[Tutor] Iterating through a list of strings
Steven D'Aprano
steve at pearwood.info
Mon May 3 13:15:07 CEST 2010
On Mon, 3 May 2010 08:18:41 pm Luke Paireepinart wrote:
> On Mon, May 3, 2010 at 3:50 AM, Stefan Behnel <stefan_ml at behnel.de>
wrote:
> > Luke Paireepinart, 03.05.2010 10:27:
> >> What's this bizarre syntax?
> >
> > Look it up in the docs, it's called "with statement". Its purpose
> > here is to make sure the file is closed after the execution of the
> > statement's body, regardless of any errors that may occur while
> > running the loop.
This holds for file objects, but the with statement is far more powerful
and general than that. It's a generalisation of something like:
setup()
try:
block()
finally:
teardown()
(although I admit I haven't really used the with statement enough to be
completely sure about what it does). It's not just for files.
> >> I thought they changed for loop interations so that if you did
> >> for line in open('packages.txt'):
> >> .... etc...
> >>
> >> it would automatically close the file handle after the loop
> >> terminated. Have I been wrong this whole time?
> >
> > Yes. The fact that the file is automatically closed after the loop
> > is an implementation detail of CPython that does not apply in other
> > Python implementations.
>
> So why is it an implementation detail? Why is it not universally
> like that? You never have an explicit reference to the file handle.

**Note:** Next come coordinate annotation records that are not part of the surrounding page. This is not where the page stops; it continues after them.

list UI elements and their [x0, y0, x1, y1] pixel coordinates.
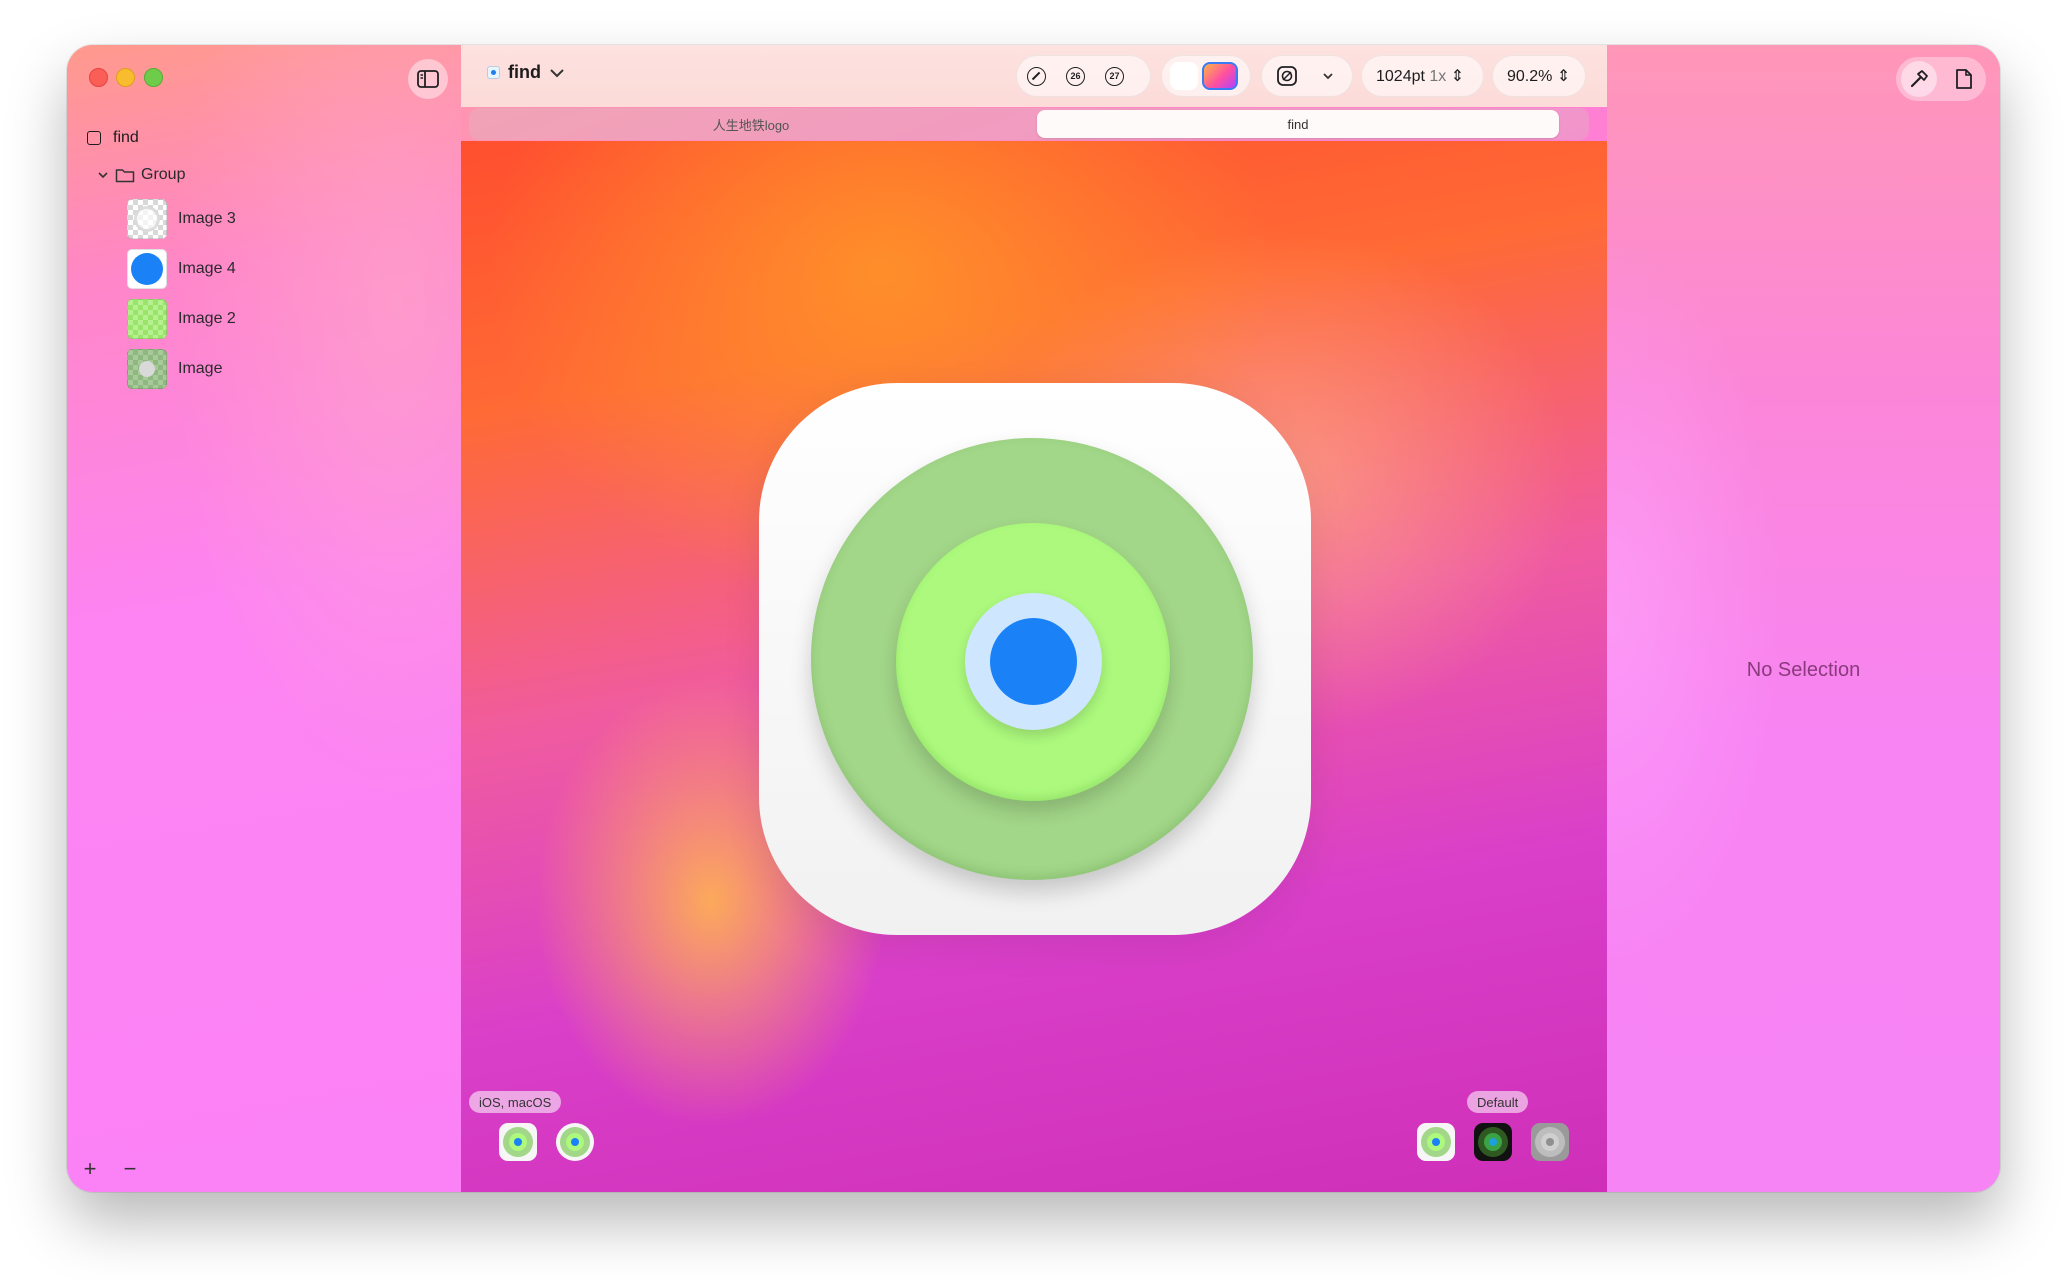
- layers-sidebar: find Group Image 3 Image 4 Image 2 Image…: [67, 45, 461, 1192]
- layer-row-image-3[interactable]: Image 3: [127, 199, 236, 239]
- canvas-size-control[interactable]: 1024pt 1x ⇕: [1361, 55, 1484, 97]
- stepper-icon: ⇕: [1556, 68, 1571, 85]
- tab-find[interactable]: find: [1037, 110, 1559, 138]
- layer-label: Group: [141, 166, 186, 183]
- inspector-panel: No Selection: [1607, 45, 2000, 1192]
- app-icon-preview[interactable]: [759, 383, 1311, 935]
- render-mode-group: 26 27: [1016, 55, 1151, 97]
- layer-row-group[interactable]: Group: [97, 166, 185, 184]
- layer-thumbnail: [127, 249, 167, 289]
- hammer-tab[interactable]: [1900, 61, 1937, 97]
- document-icon: [1955, 69, 1972, 89]
- zoom-value: 90.2%: [1507, 68, 1553, 85]
- scale-value: 1x: [1429, 68, 1447, 85]
- appearance-icon[interactable]: [1276, 65, 1298, 87]
- layer-label: find: [113, 129, 139, 146]
- document-name: find: [508, 62, 541, 82]
- slash-circle-icon[interactable]: [1027, 66, 1046, 86]
- layer-thumbnail: [127, 299, 167, 339]
- layer-row-find[interactable]: find: [87, 129, 139, 147]
- layer-label: Image 3: [178, 210, 236, 227]
- layer-thumbnail: [127, 349, 167, 389]
- center-dot: [990, 618, 1077, 705]
- tab-bar: 人生地铁logo find: [469, 108, 1589, 140]
- sidebar-toggle-button[interactable]: [408, 59, 448, 99]
- layer-label: Image 4: [178, 260, 236, 277]
- remove-layer-button[interactable]: −: [119, 1156, 141, 1182]
- background-swatches: [1161, 55, 1251, 97]
- layer-row-image-4[interactable]: Image 4: [127, 249, 236, 289]
- stepper-icon: ⇕: [1450, 68, 1465, 85]
- maximize-window-button[interactable]: [144, 68, 163, 87]
- sidebar-toggle-icon: [417, 70, 439, 88]
- toolbar: find 26 27 1024pt 1x ⇕ 90.2% ⇕: [461, 45, 1607, 107]
- chevron-down-icon[interactable]: [1322, 71, 1334, 81]
- inspector-tabs: [1896, 57, 1986, 101]
- ios-icon-variant[interactable]: [499, 1123, 537, 1161]
- chevron-down-icon[interactable]: [97, 169, 109, 181]
- add-layer-button[interactable]: +: [79, 1156, 101, 1182]
- chevron-down-icon: [550, 68, 564, 77]
- version-26-button[interactable]: 26: [1066, 66, 1085, 86]
- app-icon-thumbnail: [487, 66, 500, 79]
- tinted-appearance-variant[interactable]: [1531, 1123, 1569, 1161]
- close-window-button[interactable]: [89, 68, 108, 87]
- macos-icon-variant[interactable]: [556, 1123, 594, 1161]
- hammer-icon: [1910, 70, 1928, 88]
- version-27-button[interactable]: 27: [1105, 66, 1124, 86]
- layer-label: Image: [178, 360, 223, 377]
- editor-area: find 26 27 1024pt 1x ⇕ 90.2% ⇕ 人生地铁logo …: [461, 45, 1667, 1192]
- folder-icon: [115, 169, 135, 183]
- dark-appearance-variant[interactable]: [1474, 1123, 1512, 1161]
- canvas[interactable]: [461, 141, 1607, 1192]
- tab-renshengditie-logo[interactable]: 人生地铁logo: [469, 110, 1033, 138]
- canvas-size-value: 1024pt: [1376, 68, 1425, 85]
- white-background-swatch[interactable]: [1170, 62, 1198, 90]
- default-appearance-variant[interactable]: [1417, 1123, 1455, 1161]
- document-tab[interactable]: [1946, 61, 1982, 97]
- sidebar-footer: + −: [79, 1156, 141, 1182]
- gradient-background-swatch[interactable]: [1202, 62, 1238, 90]
- layer-row-image-2[interactable]: Image 2: [127, 299, 236, 339]
- layer-label: Image 2: [178, 310, 236, 327]
- appearance-group: [1261, 55, 1353, 97]
- no-selection-label: No Selection: [1746, 659, 1861, 681]
- layer-thumbnail: [127, 199, 167, 239]
- square-icon: [87, 131, 101, 145]
- layer-row-image[interactable]: Image: [127, 349, 222, 389]
- platform-label: iOS, macOS: [469, 1091, 562, 1113]
- appearance-label: Default: [1467, 1091, 1529, 1113]
- minimize-window-button[interactable]: [116, 68, 135, 87]
- zoom-control[interactable]: 90.2% ⇕: [1492, 55, 1586, 97]
- app-window: find Group Image 3 Image 4 Image 2 Image…: [67, 45, 2000, 1192]
- document-menu[interactable]: find: [487, 62, 565, 83]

> When it gets garbage-collected after the loop it should get rid of
> the file handle.
Because not all implementations use reference counting. Jython (Python
written in Java) uses the Java garbage collector, and so it doesn't
close files until the application shuts down. IronPython uses .Net, and
so it does whatever .Net does.
Even in CPython, if you have a reference loop, Python can't close the
file until the garbage collector runs, and it might not run
immediately. It might not run at all, if the object has a __del__
method, or if the caller has turned it off.

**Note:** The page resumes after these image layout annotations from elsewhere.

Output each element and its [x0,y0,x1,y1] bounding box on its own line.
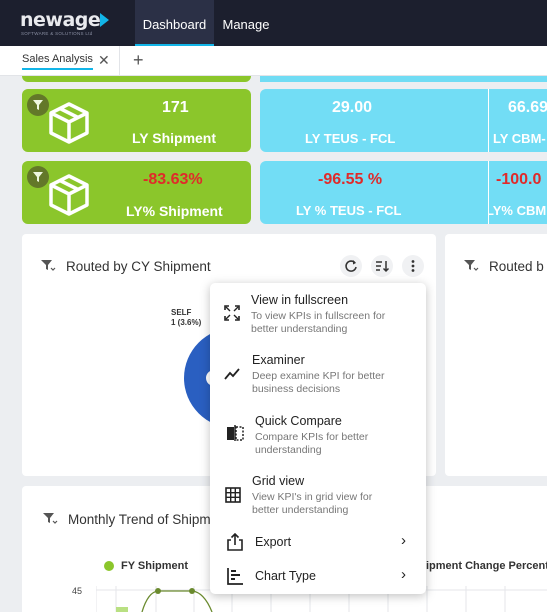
kpi-card-ly-percent-cbm[interactable]: -100.0 LY% CBM [488,161,547,224]
menu-item-description: Deep examine KPI for better business dec… [252,370,385,395]
bar[interactable] [116,607,128,612]
more-vertical-icon[interactable] [402,255,424,277]
menu-item-chart-type[interactable]: Chart Type › [210,563,426,593]
logo-text: newage [20,9,101,31]
menu-item-title: Quick Compare [255,414,342,428]
pie-label: SELF 1 (3.6%) [171,308,201,328]
company-logo[interactable]: newage SOFTWARE & SOLUTIONS Ltd [20,9,120,39]
filter-icon[interactable] [42,511,58,527]
menu-item-title: Examiner [252,353,305,367]
nav-tab-manage[interactable]: Manage [216,0,276,46]
compare-icon [227,425,244,441]
legend-label[interactable]: ipment Change Percent [426,560,547,572]
top-navigation-bar: newage SOFTWARE & SOLUTIONS Ltd Dashboar… [0,0,547,46]
menu-item-title: View in fullscreen [251,293,349,307]
legend-label[interactable]: FY Shipment [121,560,188,572]
tab-sales-analysis[interactable]: Sales Analysis ✕ [0,46,120,76]
kpi-label: LY % TEUS - FCL [296,203,402,218]
kpi-card-ly-teus-fcl[interactable]: 29.00 LY TEUS - FCL [260,89,488,152]
tab-label: Sales Analysis [22,53,93,70]
kpi-value: 66.69 [508,99,547,116]
kpi-label: LY Shipment [132,130,217,146]
kpi-card-ly-shipment[interactable]: 171 LY Shipment [22,89,251,152]
logo-arrow-icon [100,13,109,27]
menu-item-grid-view[interactable]: Grid view View KPI's in grid view for be… [210,469,426,529]
data-point[interactable] [155,588,161,594]
legend-marker [104,561,114,571]
y-axis-tick: 45 [72,586,83,596]
kpi-card-ly-percent-teus-fcl[interactable]: -96.55 % LY % TEUS - FCL [260,161,488,224]
menu-item-view-fullscreen[interactable]: View in fullscreen To view KPIs in fulls… [210,283,426,343]
kpi-value: 171 [162,99,189,116]
chevron-right-icon: › [401,532,406,549]
sort-icon[interactable] [371,255,393,277]
logo-subtitle: SOFTWARE & SOLUTIONS Ltd [21,31,93,36]
fullscreen-icon [224,305,240,321]
package-icon [49,102,89,144]
kpi-label: LY% CBM [488,203,547,218]
kpi-card-partial [260,76,547,82]
trend-line [141,590,213,612]
kpi-divider [488,89,489,152]
grid-icon [225,487,241,503]
menu-item-title: Grid view [252,474,305,488]
kpi-card-ly-percent-shipment[interactable]: -83.63% LY% Shipment [22,161,251,224]
pie-label-name: SELF [171,308,192,317]
menu-item-description: To view KPIs in fullscreen for better un… [251,310,386,335]
kpi-card-partial [22,76,251,82]
menu-item-description: Compare KPIs for better understanding [255,431,369,456]
data-point[interactable] [189,588,195,594]
menu-item-title: Chart Type [255,569,316,583]
card-title: Routed by CY Shipment [66,259,211,274]
chart-type-icon [227,568,243,585]
filter-icon[interactable] [463,258,479,274]
kpi-label: LY TEUS - FCL [305,131,396,146]
kpi-value: -83.63% [143,171,203,188]
kpi-card-ly-cbm[interactable]: 66.69 LY CBM- [488,89,547,152]
pie-label-value: 1 (3.6%) [171,318,202,327]
menu-item-description: View KPI's in grid view for better under… [252,491,373,516]
trend-line-icon [224,368,240,380]
kpi-label: LY% Shipment [126,203,223,219]
kpi-value: -96.55 % [318,171,383,188]
kpi-label: LY CBM- [493,131,546,146]
menu-item-quick-compare[interactable]: Quick Compare Compare KPIs for better un… [210,407,426,467]
kpi-value: 29.00 [332,99,373,116]
kpi-divider [488,161,489,224]
chevron-right-icon: › [401,566,406,583]
card-routed-partial: Routed b [445,234,547,476]
add-tab-button[interactable]: + [133,50,144,70]
filter-icon[interactable] [40,258,56,274]
chart-options-menu: View in fullscreen To view KPIs in fulls… [210,283,426,594]
card-title: Monthly Trend of Shipm [68,512,211,527]
menu-item-export[interactable]: Export › [210,529,426,559]
close-icon[interactable]: ✕ [98,52,110,68]
export-icon [227,533,243,551]
menu-item-examiner[interactable]: Examiner Deep examine KPI for better bus… [210,345,426,405]
kpi-value: -100.0 [496,171,542,188]
card-title: Routed b [489,259,544,274]
package-icon [49,174,89,216]
dashboard-tab-bar: Sales Analysis ✕ + [0,46,547,76]
refresh-icon[interactable] [340,255,362,277]
menu-item-title: Export [255,535,292,549]
nav-tab-dashboard[interactable]: Dashboard [135,0,214,46]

> I mean, where is the line between 'implementation details' and
> 'language features'? What reason is there to make lists mutable but
> strings immutable? Why aren't strings mutable, or lists immutable?

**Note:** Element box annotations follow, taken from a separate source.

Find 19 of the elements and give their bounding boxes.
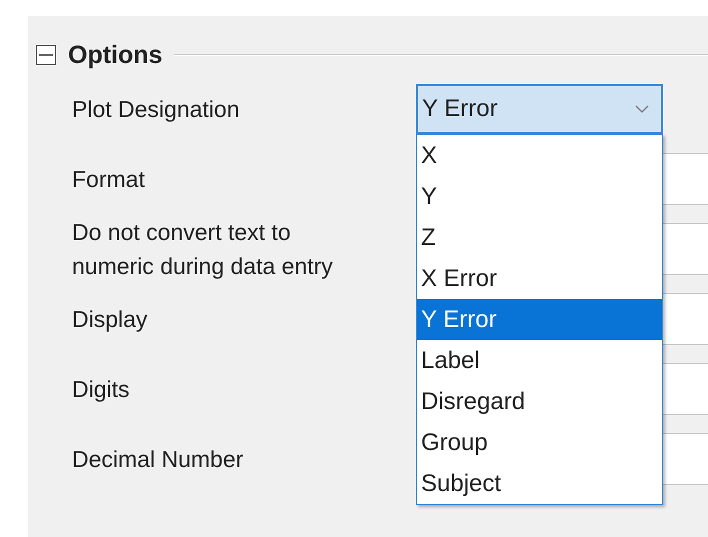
dropdown-option[interactable]: Disregard <box>417 381 662 422</box>
dropdown-option[interactable]: Label <box>417 340 662 381</box>
chevron-down-icon <box>635 105 649 113</box>
dropdown-option[interactable]: Group <box>417 422 662 463</box>
field-label: Do not convert text to numeric during data entry <box>71 218 334 281</box>
dropdown-option[interactable]: Y Error <box>417 299 662 340</box>
field-label: Decimal Number <box>71 445 244 474</box>
collapse-icon[interactable] <box>36 45 56 65</box>
dropdown-option[interactable]: Subject <box>417 463 662 504</box>
dropdown-option[interactable]: Z <box>417 217 662 258</box>
section-title: Options <box>68 40 162 70</box>
dropdown-option[interactable]: Y <box>417 176 662 217</box>
field-label: Display <box>71 305 148 334</box>
dropdown-option[interactable]: X <box>417 135 662 176</box>
dropdown[interactable]: Y Error <box>416 84 663 134</box>
field-label: Plot Designation <box>71 95 240 124</box>
field-label: Digits <box>71 375 131 404</box>
field-label: Format <box>71 165 146 194</box>
dropdown-option[interactable]: X Error <box>417 258 662 299</box>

These are design decisions. The language creator made that decision, and
having made that decision, the immutability of strings is a language
feature.
For instance, some years ago Python's list.sort method was "unstable".
Stable sorting is very desirable, because it allows you to do something
like this:
sort by family name
sort by first name
sort by address
and have intuitively correct results. Unstable sorts don't, subsequent
sorts may "mess up" the order from earlier sorts. But because stable
sorting is harder to get right without a serious slow-down, Python (the
language) didn't *promise* that sorting was stable. Consequently
implementations were free to make their own choices. For many years,
CPython's sort was stable for small lists but unstable for large lists.
Then Tim Peters invented a new sort algorithm which was not only faster
than Python's already blindingly fast sort, but was also stable. So for
at least one release (2.3, if I remember correctly) CPython's sort was
stable but Python the language made no promises that it would remain
stable forever. Perhaps it would turn out that Tim Peter's new sort was
buggy, and had to be replaced? Or that Tim's testing was flawed, and it
was actually slower than the old one?
Finally, I think in Python 2.4, it was decided that the new stable sort
had proven itself enough that Python (the language) could afford to
promise sorting would be stable. Any language wanting to call itself
Python would have to provide a stable sort method. Failure to be stable
would count as a bug, and not a quality of implementation issue.
Python the language promises that files will be automatically closed at
some point after you have finished with them. That is a language
feature. Exactly when this happens is a quality of implementation
issue. The garbage collectors used by Java and .Net prioritise other
things over closing files, e.g. performance with multiple CPUs.